Così in molti spiegano questo toponimo spagnoleggiante: anticamente, forse, Maiorca era il borgo più esteso della zona. Massimo Pittau, linguista, glottologo e docente all’Università degli Studi di Sassari, nel suo testo “Toponimi della Sardegna Settentrionale. Significato e origine”, ipotizza che Maiorca fosse il cognome del proprietario originario dello stazzo, e che quindi il nome sia rimasto a indicare tutta la zona.

PASSATEMPI DI UN TEMPO LONTANO 

Anche se, probabilmente Maiorca era uno dei borghi più grandi della zona, non era facile trovare qualcosa per intrattenere i più giovani, quando questi non andavano a scuola. 

Allora i genitori e i nonni proponevano loro dei “giochi” che, in realtà, erano piccoli lavoretti, come andare negli stagni o nei boschi a raccogliere i frutti della natura. Così, d’estate, i bambini di sei/sette anni andavano a cercare le arselle con i rastrelli: queste erano considerate da tutti un piatto prelibato, cosa che inorgogliva non poco i giovani procacciatori. Durante l’autunno e l’inverno, invece, si andava a raccogliere mirto e pere selvatiche, soprattutto poco prima di Natale.

Il mirto veniva utilizzato per il famoso liquore, mentre le pere selvatiche si mangiavano la notte della vigilia, prima di andare a messa. In realtà questo era un modo sia per tenere occupati i bambini, che altrimenti avrebbero rallentato il lavoro quotidiano dei genitori, sia un modo per alleggerire il lavoro dei più grandi: tutti, a Maiorca e negli stazzi galluresi, davano una mano affinché il cibo non mancasse mai. Bambini e bambine iniziavano a lavorare già dai sette anni: le femminucce aiutavano le madri e le sorelle più grandi nei lavori di casa, mentre i maschietti andavano nei campi.

 IL MENÙ DELLE FESTE

La notte di Natale, insieme alle pere selvatiche, si mangiavano anche altri frutti della terra, spesso raccolti dai bambini stessi: fichi secchi, mandorle e nocciole. Si preparava anche s’aranzada, un dolce a base di buccia d’arancia, mandorle e miele.
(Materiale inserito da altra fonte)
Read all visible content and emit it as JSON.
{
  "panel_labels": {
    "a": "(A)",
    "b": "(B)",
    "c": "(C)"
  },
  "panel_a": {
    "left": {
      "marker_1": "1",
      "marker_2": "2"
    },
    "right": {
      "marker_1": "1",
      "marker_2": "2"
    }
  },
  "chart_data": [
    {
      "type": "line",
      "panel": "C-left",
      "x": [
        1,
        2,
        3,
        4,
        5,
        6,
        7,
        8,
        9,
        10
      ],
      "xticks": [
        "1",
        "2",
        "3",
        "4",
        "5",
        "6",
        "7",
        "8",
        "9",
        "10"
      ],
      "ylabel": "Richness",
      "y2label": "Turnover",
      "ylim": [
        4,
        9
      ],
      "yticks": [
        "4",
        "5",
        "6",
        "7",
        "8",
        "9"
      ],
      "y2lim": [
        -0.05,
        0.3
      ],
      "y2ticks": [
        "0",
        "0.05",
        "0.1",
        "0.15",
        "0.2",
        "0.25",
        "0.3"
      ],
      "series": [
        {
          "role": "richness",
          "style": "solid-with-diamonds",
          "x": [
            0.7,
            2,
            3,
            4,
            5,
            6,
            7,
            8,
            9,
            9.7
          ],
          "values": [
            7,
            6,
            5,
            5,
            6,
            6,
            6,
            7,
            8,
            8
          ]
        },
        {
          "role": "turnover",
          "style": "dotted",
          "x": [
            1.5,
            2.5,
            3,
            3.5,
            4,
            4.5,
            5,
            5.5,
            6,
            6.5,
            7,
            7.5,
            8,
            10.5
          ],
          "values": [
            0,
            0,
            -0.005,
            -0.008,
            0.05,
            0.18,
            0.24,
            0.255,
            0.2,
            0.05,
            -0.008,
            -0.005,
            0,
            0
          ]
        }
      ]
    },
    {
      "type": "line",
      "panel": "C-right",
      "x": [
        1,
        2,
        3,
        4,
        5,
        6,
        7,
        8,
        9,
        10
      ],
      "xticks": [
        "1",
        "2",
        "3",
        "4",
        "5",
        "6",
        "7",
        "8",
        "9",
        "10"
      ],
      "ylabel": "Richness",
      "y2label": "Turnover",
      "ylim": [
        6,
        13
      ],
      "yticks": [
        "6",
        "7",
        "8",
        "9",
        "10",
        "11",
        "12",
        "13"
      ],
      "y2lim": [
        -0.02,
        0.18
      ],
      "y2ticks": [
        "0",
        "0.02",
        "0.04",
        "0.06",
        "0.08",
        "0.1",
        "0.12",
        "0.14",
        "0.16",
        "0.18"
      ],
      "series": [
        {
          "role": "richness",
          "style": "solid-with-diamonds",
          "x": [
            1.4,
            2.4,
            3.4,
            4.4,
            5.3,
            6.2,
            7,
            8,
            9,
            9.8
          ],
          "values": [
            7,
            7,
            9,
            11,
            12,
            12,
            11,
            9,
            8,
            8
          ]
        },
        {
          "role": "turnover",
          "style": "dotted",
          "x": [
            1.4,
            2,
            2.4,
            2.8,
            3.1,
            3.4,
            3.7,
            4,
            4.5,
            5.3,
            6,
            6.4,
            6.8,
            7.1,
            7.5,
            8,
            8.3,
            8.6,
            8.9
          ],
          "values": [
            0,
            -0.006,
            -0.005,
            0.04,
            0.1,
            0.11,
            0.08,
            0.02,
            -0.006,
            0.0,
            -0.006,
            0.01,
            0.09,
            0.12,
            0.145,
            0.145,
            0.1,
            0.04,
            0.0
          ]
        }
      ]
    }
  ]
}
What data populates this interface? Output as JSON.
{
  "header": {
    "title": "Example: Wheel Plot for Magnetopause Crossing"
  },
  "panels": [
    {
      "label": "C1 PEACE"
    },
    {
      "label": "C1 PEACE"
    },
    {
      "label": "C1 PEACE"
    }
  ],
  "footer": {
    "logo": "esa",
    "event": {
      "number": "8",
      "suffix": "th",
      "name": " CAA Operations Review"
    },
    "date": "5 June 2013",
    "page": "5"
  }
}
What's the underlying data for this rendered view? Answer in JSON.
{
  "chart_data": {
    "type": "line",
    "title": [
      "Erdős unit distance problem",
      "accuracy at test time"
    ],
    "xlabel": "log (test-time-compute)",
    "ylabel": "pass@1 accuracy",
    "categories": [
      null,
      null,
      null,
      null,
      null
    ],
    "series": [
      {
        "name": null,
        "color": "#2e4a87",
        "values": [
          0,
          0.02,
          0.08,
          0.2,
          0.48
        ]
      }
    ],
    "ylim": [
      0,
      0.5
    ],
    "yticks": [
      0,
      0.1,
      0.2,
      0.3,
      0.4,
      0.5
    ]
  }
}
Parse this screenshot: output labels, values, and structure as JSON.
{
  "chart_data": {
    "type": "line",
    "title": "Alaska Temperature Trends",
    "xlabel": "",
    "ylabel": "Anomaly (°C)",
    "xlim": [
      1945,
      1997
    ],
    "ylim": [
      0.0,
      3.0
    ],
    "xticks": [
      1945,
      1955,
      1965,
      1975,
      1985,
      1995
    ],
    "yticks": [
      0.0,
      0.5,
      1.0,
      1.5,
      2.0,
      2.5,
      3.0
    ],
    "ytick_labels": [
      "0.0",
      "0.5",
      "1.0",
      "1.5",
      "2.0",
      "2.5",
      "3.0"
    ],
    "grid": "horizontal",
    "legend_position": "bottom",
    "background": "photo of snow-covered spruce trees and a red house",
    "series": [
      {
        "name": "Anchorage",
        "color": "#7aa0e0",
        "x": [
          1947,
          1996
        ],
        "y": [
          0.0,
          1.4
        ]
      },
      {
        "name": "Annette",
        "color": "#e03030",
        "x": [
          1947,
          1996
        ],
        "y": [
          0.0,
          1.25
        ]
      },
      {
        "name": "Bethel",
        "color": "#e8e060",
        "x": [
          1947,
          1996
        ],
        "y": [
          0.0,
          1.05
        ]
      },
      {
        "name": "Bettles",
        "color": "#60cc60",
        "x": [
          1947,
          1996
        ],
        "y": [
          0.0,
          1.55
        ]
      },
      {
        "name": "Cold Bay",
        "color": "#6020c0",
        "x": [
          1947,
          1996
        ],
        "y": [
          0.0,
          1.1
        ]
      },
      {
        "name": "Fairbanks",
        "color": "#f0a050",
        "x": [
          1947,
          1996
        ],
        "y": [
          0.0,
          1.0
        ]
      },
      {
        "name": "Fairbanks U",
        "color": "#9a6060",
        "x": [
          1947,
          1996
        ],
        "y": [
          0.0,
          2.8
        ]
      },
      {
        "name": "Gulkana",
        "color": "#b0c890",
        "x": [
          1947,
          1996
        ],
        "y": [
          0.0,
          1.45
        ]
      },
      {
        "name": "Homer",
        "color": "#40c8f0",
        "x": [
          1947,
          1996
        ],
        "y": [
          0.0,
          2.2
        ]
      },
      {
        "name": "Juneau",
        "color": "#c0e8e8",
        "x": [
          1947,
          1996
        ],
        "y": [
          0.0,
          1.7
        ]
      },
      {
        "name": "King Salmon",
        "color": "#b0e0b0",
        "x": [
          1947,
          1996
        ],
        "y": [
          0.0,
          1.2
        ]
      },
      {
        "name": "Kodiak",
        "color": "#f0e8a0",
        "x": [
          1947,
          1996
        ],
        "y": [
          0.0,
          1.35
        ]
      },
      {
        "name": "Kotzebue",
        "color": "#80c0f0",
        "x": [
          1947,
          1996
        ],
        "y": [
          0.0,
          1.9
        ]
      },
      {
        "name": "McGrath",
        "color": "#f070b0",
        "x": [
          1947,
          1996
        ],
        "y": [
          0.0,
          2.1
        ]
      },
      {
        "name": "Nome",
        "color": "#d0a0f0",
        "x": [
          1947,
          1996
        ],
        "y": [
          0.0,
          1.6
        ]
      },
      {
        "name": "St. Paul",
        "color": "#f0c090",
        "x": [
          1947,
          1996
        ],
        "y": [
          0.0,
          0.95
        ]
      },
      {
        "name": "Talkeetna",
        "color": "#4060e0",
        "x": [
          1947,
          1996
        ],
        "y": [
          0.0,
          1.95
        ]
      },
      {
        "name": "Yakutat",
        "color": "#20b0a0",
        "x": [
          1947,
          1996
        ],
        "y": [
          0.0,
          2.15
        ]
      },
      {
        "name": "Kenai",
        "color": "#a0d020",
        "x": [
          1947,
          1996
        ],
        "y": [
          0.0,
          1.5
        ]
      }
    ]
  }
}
Mentre per il pranzo di Pasca di Natali, il giorno di Natale, il menù comprendeva quello che tutt’ora persiste in questa zona: zuppa gallurese, gnocchetti al sugo, agnello e salsiccia. Ancora non si faceva l’albero di Natale e non c’era l’usanza di fare regali ai bambini né tantomeno agli adulti, probabilmente anche a causa della difficile situazione economica. Però in ogni borgo, Maiorca compresa, si faceva un piccolo presepe che tutti potevano ammirare. Questa è una tradizione che rimane anche oggi: ogni anno, a dicembre, Budoni e i suoi borghi ospitano decine di presepi sparsi in tutte le vie. Durante le altre feste il menù era pressoché uguale, cambiavano solo i dolci tipici: a Pasca d’abbrili, Pasqua (di aprile), ad esempio, si preparavano e si fanno tutt’ora li casgiatini: dolci ripieni di formaggio o ricotta, a seconda dei gusti e anche della zona.

Come arrivare?
Da Olbia prendete la SS131 DCN direzione Nuoro. Dopo circa trenta chilometri prendete l’uscita per San Teodoro e poi prendete la SS125 Orientale Sarda seguendo le indicazioni per Maiorca.